1 chocolate cake mix (without pudding packets)
1 3.5 oz can lite cherry pie filling
2 large eggs
1/2 cup sour cream
1 Hershey candy bar
1 jar fudge topping
1 pint heavy cream
2 teaspoons vanilla
1 /4 cup sugar


Preheat oven to 350 degrees. Lightly grease and flour two 9” cake pans.

In a large mixing bowl combine cake mix, pie filling, eggs, and sour cream. Mix well.

Pour cake mixture into the cake pans. Bake for 45 minutes or until knife inserted into the cake comes out clean.

Remove cake from oven and let cool. Store cake in refrigerator until ready to frost.

Whip the cream with the sugar and the vanilla. Whip it so that is is thick enough to spread.

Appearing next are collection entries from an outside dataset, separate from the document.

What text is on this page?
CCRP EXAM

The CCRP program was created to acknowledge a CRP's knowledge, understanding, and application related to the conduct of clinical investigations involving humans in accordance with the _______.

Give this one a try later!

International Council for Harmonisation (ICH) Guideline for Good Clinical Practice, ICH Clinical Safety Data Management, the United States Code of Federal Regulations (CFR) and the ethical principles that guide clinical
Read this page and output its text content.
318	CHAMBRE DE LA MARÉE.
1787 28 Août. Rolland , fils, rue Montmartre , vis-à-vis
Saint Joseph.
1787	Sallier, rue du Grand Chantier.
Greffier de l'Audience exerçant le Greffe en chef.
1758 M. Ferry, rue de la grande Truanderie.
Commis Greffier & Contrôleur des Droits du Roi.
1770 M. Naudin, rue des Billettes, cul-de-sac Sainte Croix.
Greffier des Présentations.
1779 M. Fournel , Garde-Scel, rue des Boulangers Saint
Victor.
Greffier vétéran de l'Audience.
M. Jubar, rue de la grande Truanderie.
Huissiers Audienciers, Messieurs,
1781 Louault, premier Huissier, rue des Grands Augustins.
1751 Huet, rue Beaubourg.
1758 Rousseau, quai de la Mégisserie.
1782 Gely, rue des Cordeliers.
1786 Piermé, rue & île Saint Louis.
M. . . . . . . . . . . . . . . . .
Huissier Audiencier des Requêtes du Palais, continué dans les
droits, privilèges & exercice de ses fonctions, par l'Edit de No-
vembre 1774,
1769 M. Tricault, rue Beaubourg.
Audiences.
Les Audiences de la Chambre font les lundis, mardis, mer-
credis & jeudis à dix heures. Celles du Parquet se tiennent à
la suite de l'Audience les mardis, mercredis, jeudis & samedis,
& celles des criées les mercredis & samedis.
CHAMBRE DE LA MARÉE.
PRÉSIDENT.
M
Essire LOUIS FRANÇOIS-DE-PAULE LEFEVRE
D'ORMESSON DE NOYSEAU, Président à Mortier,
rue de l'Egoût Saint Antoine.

When ready to frost, mix 2 cups of whipped cream with ½ jar of fudge topping. Use this for the filling between the two cake layers.

Use remaining whipped cream to frost sides and up top of cake.

With a potato peeler, grate chocolate curls from a candy bar. Garnish the top of the cake with chocolate curls.

(You can use Cool Whip in place of whipped cream -- but I prefer whipped cream.)